The fact that highway engineers aren’t celebrating and copying tolling as a proven means to reduce congestion shows they actually don’t give a damn about congestion, but simply want more money to build things.
Must read
Mr. Downs moved away from politics in his books “Stuck in Traffic” (1992) and “Still Stuck in Traffic” (2003), in which he postulated “Downs’s Law,” applying it to roads without tolls: “On urban commuter expressways, peak-hour traffic congestion rises to meet maximum capacity.” He attributed the congestion to what he called “induced demand.” He argued that the best way to reduce traffic is to impose a fee, toll or other form of congestion pricing during rush-hour, an idea that has gained currency in recent years in congested cities like New York.

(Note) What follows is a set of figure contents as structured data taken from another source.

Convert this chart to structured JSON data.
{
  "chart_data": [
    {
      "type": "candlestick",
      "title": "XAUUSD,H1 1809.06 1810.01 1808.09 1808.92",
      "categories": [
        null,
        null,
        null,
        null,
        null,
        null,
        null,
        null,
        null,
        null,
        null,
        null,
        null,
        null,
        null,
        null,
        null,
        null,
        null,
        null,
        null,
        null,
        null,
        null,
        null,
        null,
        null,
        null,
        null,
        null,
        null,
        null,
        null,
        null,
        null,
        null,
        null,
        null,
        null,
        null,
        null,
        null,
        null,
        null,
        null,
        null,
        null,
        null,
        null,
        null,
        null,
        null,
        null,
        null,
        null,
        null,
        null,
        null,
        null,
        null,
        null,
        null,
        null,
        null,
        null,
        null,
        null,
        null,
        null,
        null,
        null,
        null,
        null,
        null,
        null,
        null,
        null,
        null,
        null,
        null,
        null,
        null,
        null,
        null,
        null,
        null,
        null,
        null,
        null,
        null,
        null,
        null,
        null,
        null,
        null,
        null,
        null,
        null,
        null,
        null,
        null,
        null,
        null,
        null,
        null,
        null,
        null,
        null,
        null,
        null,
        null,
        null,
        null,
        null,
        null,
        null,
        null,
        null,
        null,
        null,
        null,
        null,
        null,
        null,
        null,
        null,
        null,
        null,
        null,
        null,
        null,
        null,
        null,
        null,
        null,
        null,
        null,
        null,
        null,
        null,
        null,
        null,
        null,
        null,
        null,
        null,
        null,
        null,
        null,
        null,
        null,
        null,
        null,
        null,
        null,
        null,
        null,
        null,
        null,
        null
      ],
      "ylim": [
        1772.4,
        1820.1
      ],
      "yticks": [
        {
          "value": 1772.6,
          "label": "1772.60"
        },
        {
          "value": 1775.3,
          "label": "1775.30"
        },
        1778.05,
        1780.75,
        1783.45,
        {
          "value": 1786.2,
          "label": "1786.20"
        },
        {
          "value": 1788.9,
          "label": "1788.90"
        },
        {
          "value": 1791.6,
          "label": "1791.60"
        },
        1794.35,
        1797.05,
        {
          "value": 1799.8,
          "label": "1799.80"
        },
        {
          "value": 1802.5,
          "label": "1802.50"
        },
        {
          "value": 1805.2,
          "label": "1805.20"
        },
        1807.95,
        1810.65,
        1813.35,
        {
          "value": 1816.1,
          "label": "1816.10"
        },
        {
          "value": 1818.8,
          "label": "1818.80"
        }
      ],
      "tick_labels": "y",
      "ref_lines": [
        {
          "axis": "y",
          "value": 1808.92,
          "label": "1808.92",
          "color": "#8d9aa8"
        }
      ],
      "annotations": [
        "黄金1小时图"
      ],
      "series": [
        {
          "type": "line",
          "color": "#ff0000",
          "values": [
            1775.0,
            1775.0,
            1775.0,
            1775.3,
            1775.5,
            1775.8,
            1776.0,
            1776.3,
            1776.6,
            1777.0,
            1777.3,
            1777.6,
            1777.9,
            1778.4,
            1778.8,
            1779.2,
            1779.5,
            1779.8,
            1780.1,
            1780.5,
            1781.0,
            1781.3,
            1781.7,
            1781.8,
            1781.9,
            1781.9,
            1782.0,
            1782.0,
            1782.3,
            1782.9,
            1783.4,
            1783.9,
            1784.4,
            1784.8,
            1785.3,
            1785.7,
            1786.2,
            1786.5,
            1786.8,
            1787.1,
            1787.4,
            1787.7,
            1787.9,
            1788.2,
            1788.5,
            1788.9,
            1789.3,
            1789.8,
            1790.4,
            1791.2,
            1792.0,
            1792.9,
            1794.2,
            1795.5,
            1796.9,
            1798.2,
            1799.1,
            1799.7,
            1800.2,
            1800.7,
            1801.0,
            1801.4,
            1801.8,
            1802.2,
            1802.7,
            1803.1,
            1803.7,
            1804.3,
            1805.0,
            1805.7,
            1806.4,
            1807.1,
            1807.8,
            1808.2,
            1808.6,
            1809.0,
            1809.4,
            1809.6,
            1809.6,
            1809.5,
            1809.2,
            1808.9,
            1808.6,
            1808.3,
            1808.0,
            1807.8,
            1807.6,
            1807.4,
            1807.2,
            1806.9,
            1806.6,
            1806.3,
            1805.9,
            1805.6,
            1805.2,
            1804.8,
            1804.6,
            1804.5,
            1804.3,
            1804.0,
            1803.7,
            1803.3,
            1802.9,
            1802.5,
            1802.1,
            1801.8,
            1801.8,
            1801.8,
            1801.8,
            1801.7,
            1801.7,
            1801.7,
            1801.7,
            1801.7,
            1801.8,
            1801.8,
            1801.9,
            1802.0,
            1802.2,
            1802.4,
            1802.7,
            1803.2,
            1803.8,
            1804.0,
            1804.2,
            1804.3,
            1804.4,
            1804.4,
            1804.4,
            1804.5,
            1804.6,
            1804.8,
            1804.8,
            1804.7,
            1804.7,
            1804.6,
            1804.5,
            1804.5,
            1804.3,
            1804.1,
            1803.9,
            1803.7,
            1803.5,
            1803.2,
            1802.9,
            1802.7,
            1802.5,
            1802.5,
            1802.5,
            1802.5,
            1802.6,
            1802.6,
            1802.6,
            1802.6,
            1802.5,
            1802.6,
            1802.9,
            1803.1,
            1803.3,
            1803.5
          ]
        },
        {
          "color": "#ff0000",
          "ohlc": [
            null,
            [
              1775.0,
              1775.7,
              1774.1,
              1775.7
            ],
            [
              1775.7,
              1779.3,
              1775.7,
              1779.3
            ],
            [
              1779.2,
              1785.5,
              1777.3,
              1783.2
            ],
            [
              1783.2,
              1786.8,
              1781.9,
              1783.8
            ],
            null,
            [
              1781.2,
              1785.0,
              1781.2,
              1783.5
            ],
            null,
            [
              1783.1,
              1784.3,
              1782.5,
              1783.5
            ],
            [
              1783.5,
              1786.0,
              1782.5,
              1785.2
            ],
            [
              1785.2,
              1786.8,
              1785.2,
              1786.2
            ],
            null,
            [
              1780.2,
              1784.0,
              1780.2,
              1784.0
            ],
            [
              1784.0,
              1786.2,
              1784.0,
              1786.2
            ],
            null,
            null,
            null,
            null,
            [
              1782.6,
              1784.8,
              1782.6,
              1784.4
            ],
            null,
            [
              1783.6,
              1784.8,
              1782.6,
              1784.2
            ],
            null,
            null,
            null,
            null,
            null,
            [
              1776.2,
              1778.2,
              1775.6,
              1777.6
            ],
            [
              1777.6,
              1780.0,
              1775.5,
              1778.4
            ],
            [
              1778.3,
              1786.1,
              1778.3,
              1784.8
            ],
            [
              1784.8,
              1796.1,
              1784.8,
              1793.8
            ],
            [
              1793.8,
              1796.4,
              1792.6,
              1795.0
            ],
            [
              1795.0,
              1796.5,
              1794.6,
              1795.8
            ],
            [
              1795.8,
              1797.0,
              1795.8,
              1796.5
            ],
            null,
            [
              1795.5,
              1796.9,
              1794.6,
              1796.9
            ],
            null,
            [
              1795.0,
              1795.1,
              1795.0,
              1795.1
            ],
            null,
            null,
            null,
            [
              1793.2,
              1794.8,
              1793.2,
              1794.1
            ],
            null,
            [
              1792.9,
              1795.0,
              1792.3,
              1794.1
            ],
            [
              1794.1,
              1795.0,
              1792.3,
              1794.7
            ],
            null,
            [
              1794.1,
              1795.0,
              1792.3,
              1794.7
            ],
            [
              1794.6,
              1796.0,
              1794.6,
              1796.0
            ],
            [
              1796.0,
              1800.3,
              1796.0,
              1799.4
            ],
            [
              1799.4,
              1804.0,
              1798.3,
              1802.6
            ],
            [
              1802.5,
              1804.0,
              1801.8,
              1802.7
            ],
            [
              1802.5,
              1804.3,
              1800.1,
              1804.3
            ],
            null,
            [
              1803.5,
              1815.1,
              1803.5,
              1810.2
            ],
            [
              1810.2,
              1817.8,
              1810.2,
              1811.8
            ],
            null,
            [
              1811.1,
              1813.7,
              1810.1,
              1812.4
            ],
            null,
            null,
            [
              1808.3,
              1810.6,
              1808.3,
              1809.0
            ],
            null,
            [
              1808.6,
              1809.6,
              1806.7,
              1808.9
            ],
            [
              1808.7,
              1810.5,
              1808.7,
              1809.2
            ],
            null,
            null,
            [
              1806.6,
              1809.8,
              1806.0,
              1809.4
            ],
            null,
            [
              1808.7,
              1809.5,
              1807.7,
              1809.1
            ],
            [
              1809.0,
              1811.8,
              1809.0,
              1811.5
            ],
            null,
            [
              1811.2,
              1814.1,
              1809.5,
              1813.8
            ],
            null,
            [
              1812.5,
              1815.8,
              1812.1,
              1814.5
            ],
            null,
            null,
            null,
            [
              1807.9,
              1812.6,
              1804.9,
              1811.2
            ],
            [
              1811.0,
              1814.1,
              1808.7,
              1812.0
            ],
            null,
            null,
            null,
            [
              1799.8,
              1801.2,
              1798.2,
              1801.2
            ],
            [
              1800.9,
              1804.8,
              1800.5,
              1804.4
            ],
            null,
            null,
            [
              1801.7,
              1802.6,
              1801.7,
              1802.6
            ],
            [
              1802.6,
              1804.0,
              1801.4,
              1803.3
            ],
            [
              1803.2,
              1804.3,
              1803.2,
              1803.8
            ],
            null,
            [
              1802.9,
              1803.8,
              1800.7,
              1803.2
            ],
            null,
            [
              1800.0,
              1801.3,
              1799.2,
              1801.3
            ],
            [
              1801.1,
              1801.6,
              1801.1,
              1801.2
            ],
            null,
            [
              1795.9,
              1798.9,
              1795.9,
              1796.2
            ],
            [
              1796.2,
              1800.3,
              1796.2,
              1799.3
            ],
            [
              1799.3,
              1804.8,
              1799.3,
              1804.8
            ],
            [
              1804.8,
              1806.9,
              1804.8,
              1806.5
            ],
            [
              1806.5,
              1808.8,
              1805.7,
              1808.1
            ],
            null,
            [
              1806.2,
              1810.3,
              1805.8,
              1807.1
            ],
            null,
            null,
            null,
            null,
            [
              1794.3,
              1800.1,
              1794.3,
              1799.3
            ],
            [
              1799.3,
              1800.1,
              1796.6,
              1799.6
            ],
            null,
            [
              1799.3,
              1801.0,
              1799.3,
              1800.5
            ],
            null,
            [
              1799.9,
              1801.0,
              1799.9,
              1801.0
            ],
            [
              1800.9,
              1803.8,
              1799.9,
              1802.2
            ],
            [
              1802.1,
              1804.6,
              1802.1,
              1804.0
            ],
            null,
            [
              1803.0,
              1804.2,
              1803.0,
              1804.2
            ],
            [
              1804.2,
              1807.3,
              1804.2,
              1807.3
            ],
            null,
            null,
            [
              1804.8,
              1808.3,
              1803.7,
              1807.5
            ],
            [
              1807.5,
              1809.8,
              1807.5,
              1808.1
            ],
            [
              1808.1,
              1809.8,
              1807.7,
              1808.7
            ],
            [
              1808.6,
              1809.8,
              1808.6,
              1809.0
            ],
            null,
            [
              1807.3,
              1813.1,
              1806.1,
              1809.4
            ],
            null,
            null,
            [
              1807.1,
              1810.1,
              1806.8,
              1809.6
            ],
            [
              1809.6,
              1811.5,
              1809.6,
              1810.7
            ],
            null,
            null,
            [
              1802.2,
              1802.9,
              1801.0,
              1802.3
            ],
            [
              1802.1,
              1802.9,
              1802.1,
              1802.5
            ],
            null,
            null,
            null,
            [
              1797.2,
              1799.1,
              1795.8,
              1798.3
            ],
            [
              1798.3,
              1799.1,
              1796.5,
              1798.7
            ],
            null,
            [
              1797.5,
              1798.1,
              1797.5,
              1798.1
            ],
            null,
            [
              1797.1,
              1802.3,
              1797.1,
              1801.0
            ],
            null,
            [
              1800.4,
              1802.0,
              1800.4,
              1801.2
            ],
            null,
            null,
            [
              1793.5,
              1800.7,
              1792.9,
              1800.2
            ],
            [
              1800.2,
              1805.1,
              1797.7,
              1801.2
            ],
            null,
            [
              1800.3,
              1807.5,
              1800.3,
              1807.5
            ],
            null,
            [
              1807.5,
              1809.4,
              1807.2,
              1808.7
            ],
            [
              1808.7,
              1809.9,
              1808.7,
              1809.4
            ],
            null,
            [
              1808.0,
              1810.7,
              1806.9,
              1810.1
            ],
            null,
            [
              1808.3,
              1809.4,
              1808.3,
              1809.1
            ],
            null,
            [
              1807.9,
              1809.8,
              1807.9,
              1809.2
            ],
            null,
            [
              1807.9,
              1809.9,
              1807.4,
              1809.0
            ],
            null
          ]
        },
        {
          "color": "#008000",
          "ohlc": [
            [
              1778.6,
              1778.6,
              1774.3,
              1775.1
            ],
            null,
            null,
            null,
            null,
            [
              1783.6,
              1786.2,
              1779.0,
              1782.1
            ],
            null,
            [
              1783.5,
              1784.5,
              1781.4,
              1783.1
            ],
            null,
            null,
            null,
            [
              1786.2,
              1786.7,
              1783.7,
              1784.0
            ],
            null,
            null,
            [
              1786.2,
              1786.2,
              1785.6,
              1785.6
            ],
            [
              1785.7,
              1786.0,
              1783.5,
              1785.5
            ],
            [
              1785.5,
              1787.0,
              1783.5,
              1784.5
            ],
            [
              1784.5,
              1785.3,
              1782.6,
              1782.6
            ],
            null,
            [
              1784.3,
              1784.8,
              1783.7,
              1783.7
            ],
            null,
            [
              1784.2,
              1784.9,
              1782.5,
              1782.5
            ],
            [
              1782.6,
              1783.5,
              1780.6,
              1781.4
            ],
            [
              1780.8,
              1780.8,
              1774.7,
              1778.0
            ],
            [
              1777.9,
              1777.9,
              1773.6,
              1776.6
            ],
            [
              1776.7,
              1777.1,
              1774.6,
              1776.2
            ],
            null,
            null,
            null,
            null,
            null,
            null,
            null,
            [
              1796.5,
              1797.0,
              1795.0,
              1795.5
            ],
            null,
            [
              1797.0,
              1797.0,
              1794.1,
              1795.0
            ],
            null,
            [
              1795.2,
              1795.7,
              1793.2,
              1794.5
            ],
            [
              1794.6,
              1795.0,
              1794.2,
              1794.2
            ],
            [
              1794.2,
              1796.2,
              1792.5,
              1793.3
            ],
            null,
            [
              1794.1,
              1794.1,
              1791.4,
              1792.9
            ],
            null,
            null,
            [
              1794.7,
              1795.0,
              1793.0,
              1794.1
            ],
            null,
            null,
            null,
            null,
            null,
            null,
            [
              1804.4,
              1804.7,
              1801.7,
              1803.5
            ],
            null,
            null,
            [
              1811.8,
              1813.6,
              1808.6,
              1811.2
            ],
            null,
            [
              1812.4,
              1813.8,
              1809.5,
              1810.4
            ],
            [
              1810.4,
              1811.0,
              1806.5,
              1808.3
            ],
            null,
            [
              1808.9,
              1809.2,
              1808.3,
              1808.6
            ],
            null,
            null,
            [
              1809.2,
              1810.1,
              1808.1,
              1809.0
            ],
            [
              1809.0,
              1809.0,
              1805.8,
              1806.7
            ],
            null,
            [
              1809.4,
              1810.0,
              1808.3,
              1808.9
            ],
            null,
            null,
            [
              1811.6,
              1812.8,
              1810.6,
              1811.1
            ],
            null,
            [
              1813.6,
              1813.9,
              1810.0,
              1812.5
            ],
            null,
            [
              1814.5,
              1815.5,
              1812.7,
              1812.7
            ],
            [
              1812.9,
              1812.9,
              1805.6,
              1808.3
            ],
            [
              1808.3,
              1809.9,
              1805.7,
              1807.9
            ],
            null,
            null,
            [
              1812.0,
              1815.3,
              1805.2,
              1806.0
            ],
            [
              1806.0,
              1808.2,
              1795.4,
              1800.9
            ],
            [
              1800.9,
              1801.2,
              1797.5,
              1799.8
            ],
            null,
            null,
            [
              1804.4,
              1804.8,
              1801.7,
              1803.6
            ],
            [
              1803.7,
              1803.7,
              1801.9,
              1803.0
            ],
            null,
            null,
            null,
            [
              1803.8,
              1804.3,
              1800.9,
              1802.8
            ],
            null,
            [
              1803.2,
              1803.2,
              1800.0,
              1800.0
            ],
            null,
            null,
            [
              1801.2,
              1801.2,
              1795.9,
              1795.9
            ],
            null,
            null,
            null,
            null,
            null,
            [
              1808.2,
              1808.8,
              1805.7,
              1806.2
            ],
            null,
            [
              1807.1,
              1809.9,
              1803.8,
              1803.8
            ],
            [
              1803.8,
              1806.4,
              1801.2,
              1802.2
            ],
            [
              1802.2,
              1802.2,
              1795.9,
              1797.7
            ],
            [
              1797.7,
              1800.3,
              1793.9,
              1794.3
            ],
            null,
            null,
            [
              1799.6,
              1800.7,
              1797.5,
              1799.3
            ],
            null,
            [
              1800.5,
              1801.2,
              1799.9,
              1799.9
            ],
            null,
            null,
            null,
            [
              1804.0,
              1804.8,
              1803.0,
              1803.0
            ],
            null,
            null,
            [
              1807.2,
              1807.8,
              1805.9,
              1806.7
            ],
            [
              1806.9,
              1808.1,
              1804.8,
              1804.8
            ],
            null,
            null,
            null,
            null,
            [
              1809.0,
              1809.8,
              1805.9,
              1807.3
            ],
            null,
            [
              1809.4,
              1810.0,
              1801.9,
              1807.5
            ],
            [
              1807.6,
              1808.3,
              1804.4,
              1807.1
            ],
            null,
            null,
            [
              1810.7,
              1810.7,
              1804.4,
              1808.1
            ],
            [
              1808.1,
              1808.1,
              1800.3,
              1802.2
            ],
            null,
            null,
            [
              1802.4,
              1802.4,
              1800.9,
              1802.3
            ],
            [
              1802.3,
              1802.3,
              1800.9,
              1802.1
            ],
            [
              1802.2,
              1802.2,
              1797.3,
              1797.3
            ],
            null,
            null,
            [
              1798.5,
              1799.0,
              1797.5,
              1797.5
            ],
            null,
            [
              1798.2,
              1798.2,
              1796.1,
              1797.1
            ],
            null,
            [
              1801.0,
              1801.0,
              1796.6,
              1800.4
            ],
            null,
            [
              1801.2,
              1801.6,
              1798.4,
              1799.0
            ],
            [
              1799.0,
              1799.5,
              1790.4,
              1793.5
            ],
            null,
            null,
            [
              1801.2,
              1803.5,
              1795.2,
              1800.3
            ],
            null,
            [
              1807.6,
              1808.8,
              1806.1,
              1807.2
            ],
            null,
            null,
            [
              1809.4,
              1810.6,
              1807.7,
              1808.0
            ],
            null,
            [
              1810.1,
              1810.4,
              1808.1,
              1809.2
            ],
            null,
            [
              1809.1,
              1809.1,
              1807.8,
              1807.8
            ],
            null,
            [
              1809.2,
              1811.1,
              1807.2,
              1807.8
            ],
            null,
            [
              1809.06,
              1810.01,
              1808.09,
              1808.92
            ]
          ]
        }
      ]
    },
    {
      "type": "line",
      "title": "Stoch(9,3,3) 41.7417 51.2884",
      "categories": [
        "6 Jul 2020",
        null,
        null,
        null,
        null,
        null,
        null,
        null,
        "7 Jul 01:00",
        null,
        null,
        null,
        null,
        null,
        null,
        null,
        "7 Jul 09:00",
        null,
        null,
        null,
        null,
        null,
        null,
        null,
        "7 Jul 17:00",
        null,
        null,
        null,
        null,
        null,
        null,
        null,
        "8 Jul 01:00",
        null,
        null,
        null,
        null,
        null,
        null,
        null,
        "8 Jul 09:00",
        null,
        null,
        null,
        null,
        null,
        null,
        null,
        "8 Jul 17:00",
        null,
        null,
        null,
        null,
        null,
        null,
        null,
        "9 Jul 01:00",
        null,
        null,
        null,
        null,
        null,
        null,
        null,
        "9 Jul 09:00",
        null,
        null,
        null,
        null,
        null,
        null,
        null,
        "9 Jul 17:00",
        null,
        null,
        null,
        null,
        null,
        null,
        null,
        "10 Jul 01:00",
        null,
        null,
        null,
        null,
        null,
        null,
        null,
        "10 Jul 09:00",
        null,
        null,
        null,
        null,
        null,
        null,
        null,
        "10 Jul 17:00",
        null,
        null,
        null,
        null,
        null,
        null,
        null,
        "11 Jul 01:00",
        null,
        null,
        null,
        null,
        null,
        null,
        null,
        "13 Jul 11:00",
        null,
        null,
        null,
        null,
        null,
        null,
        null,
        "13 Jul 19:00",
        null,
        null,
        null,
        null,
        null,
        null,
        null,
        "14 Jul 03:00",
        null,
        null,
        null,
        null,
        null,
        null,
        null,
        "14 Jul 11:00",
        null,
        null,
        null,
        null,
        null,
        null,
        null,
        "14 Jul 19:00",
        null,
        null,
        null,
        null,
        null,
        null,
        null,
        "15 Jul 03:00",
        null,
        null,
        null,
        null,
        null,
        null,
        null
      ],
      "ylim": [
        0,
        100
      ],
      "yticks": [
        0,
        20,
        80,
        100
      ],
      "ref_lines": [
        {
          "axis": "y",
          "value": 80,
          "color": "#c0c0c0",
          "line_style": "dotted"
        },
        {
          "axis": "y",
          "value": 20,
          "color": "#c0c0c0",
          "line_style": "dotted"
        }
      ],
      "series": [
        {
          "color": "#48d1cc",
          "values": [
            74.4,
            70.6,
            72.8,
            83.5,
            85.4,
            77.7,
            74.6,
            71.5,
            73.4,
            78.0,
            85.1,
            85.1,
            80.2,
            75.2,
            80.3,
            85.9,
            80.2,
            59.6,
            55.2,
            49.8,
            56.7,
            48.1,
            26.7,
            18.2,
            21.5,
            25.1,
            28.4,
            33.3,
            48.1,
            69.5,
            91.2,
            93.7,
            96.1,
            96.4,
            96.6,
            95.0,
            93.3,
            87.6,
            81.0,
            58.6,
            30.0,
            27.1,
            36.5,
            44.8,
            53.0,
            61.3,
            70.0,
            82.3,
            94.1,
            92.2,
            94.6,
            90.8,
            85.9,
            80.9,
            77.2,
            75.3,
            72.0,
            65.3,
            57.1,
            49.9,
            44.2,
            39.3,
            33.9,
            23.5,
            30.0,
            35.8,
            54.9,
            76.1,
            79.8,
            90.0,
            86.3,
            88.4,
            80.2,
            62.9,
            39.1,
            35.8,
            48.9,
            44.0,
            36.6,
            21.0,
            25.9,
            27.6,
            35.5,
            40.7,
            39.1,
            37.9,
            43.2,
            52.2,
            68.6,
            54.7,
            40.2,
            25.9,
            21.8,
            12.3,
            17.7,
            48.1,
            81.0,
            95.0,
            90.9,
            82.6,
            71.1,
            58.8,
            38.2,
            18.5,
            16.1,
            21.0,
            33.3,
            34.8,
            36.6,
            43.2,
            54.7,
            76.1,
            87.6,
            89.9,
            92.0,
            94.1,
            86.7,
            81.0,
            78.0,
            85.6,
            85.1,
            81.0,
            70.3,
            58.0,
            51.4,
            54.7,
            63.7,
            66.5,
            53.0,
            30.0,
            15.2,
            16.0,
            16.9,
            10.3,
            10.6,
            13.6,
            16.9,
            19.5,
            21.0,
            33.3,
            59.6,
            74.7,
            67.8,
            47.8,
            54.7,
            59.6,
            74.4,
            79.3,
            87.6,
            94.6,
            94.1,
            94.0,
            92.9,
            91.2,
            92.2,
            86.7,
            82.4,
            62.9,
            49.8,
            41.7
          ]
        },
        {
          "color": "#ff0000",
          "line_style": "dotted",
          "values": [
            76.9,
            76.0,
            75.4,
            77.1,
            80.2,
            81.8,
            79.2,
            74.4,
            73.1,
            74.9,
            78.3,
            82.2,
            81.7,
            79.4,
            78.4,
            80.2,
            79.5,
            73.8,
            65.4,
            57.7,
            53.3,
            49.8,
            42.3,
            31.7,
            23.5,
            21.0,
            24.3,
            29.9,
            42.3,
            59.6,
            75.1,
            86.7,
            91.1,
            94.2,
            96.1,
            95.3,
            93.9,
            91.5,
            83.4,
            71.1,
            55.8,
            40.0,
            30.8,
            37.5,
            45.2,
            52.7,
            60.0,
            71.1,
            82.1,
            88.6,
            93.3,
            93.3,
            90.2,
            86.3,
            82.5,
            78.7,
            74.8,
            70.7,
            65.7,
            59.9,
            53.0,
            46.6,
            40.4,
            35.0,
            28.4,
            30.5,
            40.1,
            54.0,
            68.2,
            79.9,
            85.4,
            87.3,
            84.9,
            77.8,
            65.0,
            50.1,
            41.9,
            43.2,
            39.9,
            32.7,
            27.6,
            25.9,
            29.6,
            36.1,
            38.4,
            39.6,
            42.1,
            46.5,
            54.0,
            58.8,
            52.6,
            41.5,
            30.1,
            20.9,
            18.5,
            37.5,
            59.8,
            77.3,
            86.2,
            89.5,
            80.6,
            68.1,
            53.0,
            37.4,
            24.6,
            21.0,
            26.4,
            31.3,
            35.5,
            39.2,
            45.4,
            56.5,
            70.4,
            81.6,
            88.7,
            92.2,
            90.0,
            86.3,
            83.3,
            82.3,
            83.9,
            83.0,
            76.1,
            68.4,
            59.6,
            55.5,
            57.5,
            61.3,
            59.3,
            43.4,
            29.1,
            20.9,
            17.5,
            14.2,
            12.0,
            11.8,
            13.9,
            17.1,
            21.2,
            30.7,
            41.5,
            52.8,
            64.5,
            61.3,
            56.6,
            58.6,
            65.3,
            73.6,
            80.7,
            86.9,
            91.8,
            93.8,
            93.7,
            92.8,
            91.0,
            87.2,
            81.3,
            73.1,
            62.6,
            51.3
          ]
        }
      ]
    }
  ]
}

Despite the Board’s belief, new market rate housing has not driven San Francisco’s gentrification process. . . gentrification has overwhelming occurred in neighborhoods that had little to no new multi-unit development. San Francisco began gentrifying in the late 1970’s. It was entirely unrelated to new market rate housing development. In fact, the massive gentrification of San Francisco through the 1980’s and again during the 90’s dot com boom was accompanied by little new housing; it was instead fueled by increased housing demand pursuing a fixed housing supply. The city’s failure to build more housing to meet rising demand fueled the gentrification of once affordable neighborhoods.